Now They're Registered, Now They're Not
Election Officials Express Dismay at Extent of Misinformation, Variety of Tricks Targeting Voters
By Jo Becker and David Finkel
Washington Post Staff Writers
Sunday, October 31, 2004; Page A22
As if things weren't complicated enough, here comes the dirt.
Registered voters who have been somehow unregistered. Democrats who suddenly find they've been re-registered as Republicans. A flier announcing that Election Day has been extended through Wednesday.
Dirty tricks are a staple of campaigns, but election officials say this year's could achieve new highs in numbers and new lows in scope, especially in key battleground states such as Florida and Ohio, where special-interest groups have poured in to influence the neck-and-neck race between President Bush and Sen. John F. Kerry.
"In my 16 years as an election administrator, I've never seen anything like this," said Ion Sancho, supervisor of elections in Leon County, Fla. "I see it as an expression of a political culture that has evolved in the United States of win at any cost. It's not partisan, but it's just lie, cheat and steal, and ethics be damned."
The problem in Leon County: Students at Florida State and Florida A&M universities, some of whom signed petitions to legalize medical marijuana or impose stiffer penalties for child molesters, unknowingly had their party registration switched to Republican and their addresses changed.
Officials say students at the University of Florida in Alachua County have made similar complaints and that about 4,000 potential voters in all have been affected. Local papers have traced some of the problems to a group hired by the Florida Republican Party, which has denounced the shenanigans. Switching voters' party affiliations does not affect their ability to vote, but changing addresses does, because when voters shows up at their proper polling places, they will not be registered there.
The college scam has also made an appearance in Pennsylvania, along with a separate scam last week in Allegheny County, where election officials received a flurry of phone calls about fliers handed out at a Pittsburgh area mall and mailed to an unknown number of homes. The flier, distributed on bogus but official-looking stationery with a county letterhead, told voters that "due to immense voter turnout expected on Tuesday," the election had been extended. Republicans should vote Tuesday, Nov. 2, it said and Democrats on Wednesday.
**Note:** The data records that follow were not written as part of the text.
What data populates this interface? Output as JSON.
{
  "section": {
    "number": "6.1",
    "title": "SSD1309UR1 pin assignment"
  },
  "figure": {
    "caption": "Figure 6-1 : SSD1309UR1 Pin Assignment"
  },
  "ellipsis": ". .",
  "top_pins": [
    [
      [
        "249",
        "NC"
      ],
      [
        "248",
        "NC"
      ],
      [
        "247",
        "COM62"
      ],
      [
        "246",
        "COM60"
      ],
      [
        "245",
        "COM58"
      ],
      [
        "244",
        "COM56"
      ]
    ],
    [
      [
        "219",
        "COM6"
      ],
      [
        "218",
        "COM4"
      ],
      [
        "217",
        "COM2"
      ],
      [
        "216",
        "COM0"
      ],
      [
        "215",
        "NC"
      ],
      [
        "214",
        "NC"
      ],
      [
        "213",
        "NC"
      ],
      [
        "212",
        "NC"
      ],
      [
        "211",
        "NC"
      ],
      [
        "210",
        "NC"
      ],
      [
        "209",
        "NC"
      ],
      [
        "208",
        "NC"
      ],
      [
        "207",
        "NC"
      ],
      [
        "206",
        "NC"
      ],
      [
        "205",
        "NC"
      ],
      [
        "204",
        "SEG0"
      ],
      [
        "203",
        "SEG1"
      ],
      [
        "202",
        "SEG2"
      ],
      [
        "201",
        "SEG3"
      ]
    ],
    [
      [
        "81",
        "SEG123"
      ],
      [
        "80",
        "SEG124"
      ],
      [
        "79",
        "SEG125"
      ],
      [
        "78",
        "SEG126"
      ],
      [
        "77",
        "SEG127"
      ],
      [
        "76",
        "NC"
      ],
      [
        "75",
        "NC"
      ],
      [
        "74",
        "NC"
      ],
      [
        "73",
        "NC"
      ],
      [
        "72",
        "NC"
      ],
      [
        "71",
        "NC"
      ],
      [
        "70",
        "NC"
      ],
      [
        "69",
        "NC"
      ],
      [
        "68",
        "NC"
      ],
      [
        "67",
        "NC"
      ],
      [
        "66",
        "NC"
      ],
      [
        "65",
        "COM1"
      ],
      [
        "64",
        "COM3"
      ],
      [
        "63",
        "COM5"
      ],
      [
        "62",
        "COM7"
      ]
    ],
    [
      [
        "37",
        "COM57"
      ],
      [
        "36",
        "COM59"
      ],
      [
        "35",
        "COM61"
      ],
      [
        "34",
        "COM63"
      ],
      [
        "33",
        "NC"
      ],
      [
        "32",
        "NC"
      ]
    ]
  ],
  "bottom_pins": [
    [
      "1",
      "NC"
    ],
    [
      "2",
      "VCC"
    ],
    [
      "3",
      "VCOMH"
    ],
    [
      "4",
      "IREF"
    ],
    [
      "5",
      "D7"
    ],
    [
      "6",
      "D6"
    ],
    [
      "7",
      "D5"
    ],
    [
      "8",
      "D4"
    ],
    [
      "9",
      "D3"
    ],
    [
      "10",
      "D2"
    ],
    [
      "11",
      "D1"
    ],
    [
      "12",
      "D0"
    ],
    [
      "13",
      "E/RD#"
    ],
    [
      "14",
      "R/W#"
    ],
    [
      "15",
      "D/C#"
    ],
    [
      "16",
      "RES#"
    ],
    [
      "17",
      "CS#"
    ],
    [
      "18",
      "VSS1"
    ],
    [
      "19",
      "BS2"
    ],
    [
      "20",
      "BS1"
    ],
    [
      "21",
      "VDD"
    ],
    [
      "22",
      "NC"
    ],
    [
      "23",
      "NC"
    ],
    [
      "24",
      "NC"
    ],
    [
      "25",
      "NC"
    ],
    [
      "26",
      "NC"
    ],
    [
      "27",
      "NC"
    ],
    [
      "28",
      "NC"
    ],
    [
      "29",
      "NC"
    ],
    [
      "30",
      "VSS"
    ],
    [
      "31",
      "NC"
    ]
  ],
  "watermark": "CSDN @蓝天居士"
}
A criminal investigation has been launched.
Authorities in several states also are investigating claims, by former employees of groups paid by both the Republican Party and Democratic-leaning interest groups, that they destroyed or did not turn in new registrations by voters of the opposite party.
Clouding investigations are claims and counterclaims not only about tricks, but double dirty tricks.
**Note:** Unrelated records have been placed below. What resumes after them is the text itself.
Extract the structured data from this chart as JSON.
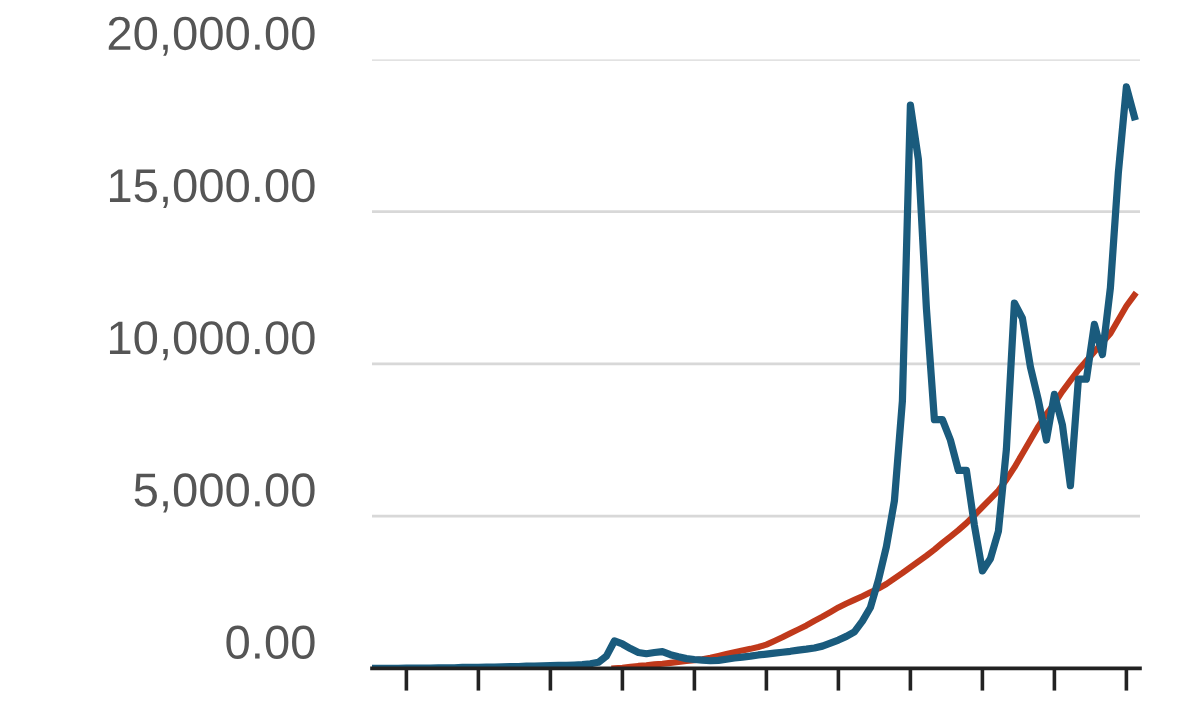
{
  "chart_data": {
    "type": "line",
    "categories": [
      null,
      null,
      null,
      null,
      null,
      null,
      null,
      null,
      null,
      null,
      null,
      null,
      null,
      null,
      null,
      null,
      null,
      null,
      null,
      null,
      null,
      null,
      null,
      null,
      null,
      null,
      null,
      null,
      null,
      null,
      null,
      null,
      null,
      null,
      null,
      null,
      null,
      null,
      null,
      null,
      null,
      null,
      null,
      null,
      null,
      null,
      null,
      null,
      null,
      null,
      null,
      null,
      null,
      null,
      null,
      null,
      null,
      null,
      null,
      null,
      null,
      null,
      null,
      null,
      null,
      null,
      null,
      null,
      null,
      null,
      null,
      null,
      null,
      null,
      null,
      null,
      null,
      null,
      null,
      null,
      null,
      null,
      null,
      null,
      null,
      null,
      null,
      null,
      null,
      null,
      null,
      null,
      null,
      null,
      null,
      null
    ],
    "series": [
      {
        "color": "#1a5b7d",
        "values": [
          0,
          0,
          0,
          0,
          10,
          10,
          10,
          10,
          20,
          20,
          20,
          30,
          30,
          30,
          40,
          40,
          50,
          60,
          60,
          70,
          70,
          80,
          90,
          100,
          100,
          110,
          120,
          150,
          200,
          400,
          900,
          800,
          650,
          520,
          480,
          520,
          550,
          450,
          380,
          320,
          290,
          270,
          250,
          260,
          300,
          340,
          370,
          400,
          440,
          470,
          500,
          530,
          560,
          600,
          630,
          670,
          730,
          830,
          930,
          1050,
          1200,
          1550,
          2000,
          2900,
          4000,
          5500,
          8780,
          18500,
          16710,
          11830,
          8170,
          8170,
          7500,
          6500,
          6500,
          4700,
          3200,
          3600,
          4500,
          7200,
          12000,
          11500,
          9900,
          8800,
          7500,
          9000,
          8000,
          6000,
          9500,
          9500,
          11300,
          10310,
          12500,
          16300,
          19100,
          18120
        ]
      },
      {
        "color": "#c0391b",
        "values": [
          null,
          null,
          null,
          null,
          null,
          null,
          null,
          null,
          null,
          null,
          null,
          null,
          null,
          null,
          null,
          null,
          null,
          null,
          null,
          null,
          null,
          null,
          null,
          null,
          null,
          null,
          null,
          null,
          null,
          null,
          0,
          20,
          50,
          80,
          100,
          130,
          150,
          180,
          210,
          240,
          270,
          300,
          350,
          410,
          470,
          530,
          590,
          640,
          700,
          780,
          900,
          1020,
          1150,
          1280,
          1410,
          1560,
          1700,
          1850,
          2000,
          2130,
          2250,
          2370,
          2500,
          2620,
          2770,
          2950,
          3130,
          3320,
          3510,
          3700,
          3900,
          4120,
          4330,
          4540,
          4770,
          5030,
          5300,
          5570,
          5840,
          6200,
          6600,
          7050,
          7500,
          7950,
          8350,
          8700,
          9100,
          9450,
          9800,
          10100,
          10400,
          10700,
          11000,
          11450,
          11900,
          12260
        ]
      }
    ],
    "ylim": [
      0,
      20000
    ],
    "yticks": [
      {
        "value": 0,
        "label": "0.00"
      },
      {
        "value": 5000,
        "label": "5,000.00"
      },
      {
        "value": 10000,
        "label": "10,000.00"
      },
      {
        "value": 15000,
        "label": "15,000.00"
      },
      {
        "value": 20000,
        "label": "20,000.00"
      }
    ],
    "grid": "y",
    "tick_labels": "y",
    "marker": "none",
    "line_style": "solid"
  }
}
In Wisconsin, a flier is circulating in Milwaukee's black neighborhoods that purports to be from the "Milwaukee Black Voters League." "If you've already voted in any election this year, you can't vote in the presidential election," the flier reads. "If you violate any of these laws, you can get ten years in prison and your children will get taken away from you."
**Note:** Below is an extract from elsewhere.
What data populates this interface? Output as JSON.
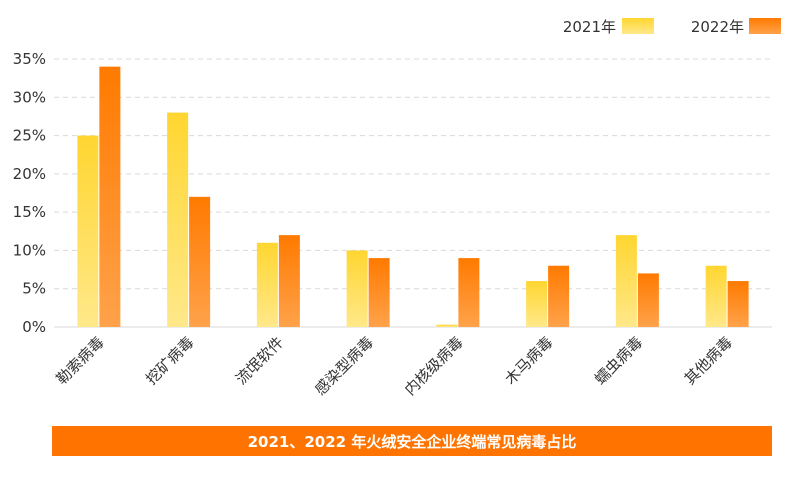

Chris Lato, a spokesman for the Wisconsin Republican Party, called the fliers "appalling" but wondered whether Democratic interest groups might be to blame. He said circulators falsely claiming to represent the Republican Party might be trying to gin up turnout among black voters.
"First of all, the claim was false, and it seems a little obvious," he said. "We have a lot of these shadowy Democratic groups here in Wisconsin, and I wouldn't put it past 'em to do something like this to muck up the works."
Meanwhile, in Lake County, Ohio, some voters received a memo on bogus Board of Elections letterhead informing voters who registered through Democratic and NACCP drives that they could not vote. Election officials referred the matter to the sheriff.
Lawyers for the Ohio GOP, who have charged Democratic groups with registering fictitious characters such as Mary Poppins, said Friday that they condemned election fraud and misinformation campaigns of any kind. But some local Lake County Republicans have adopted the double-dirty-trick explanation, saying the Democrats are out to make the GOP look bad.
Whatever the motive, election officials say that voters are genuinely confused by the misinformation. In the Cleveland area, election officials said they received a spate of complaints after voters began receiving phone calls incorrectly informing them that their polling place had changed. In addition, unknown volunteers began showing up at voters' doors illegally offering to collect and deliver completed absentee ballots to the election office.
Jane Platten, a spokeswoman for the Cuyahoga County Board of Elections, said officials have not identified who is behind the tricks. "We've never seen anything like this before, where there seems to be a concerted effort to to give voters misinformation," she said.
In South Carolina, Charleston County election officials warned voters Friday to ignore a fake letter that purports to be from the NAACP. The letter threatens voters who have outstanding parking tickets or have failed to pay child support with arrest.
"Thankfully, we got this in time to do something about it," said the Rev. Joe Darby, first vice president of the South Carolina state conference of the NAACP, who learned about the letter his organization supposedly had written when it showed up in his own mailbox. "This isn't new it's the South Carolina politics of ignorance. And it's not surprising, because this is one of those every-vote-counts elections. But I don't think people will be fooled."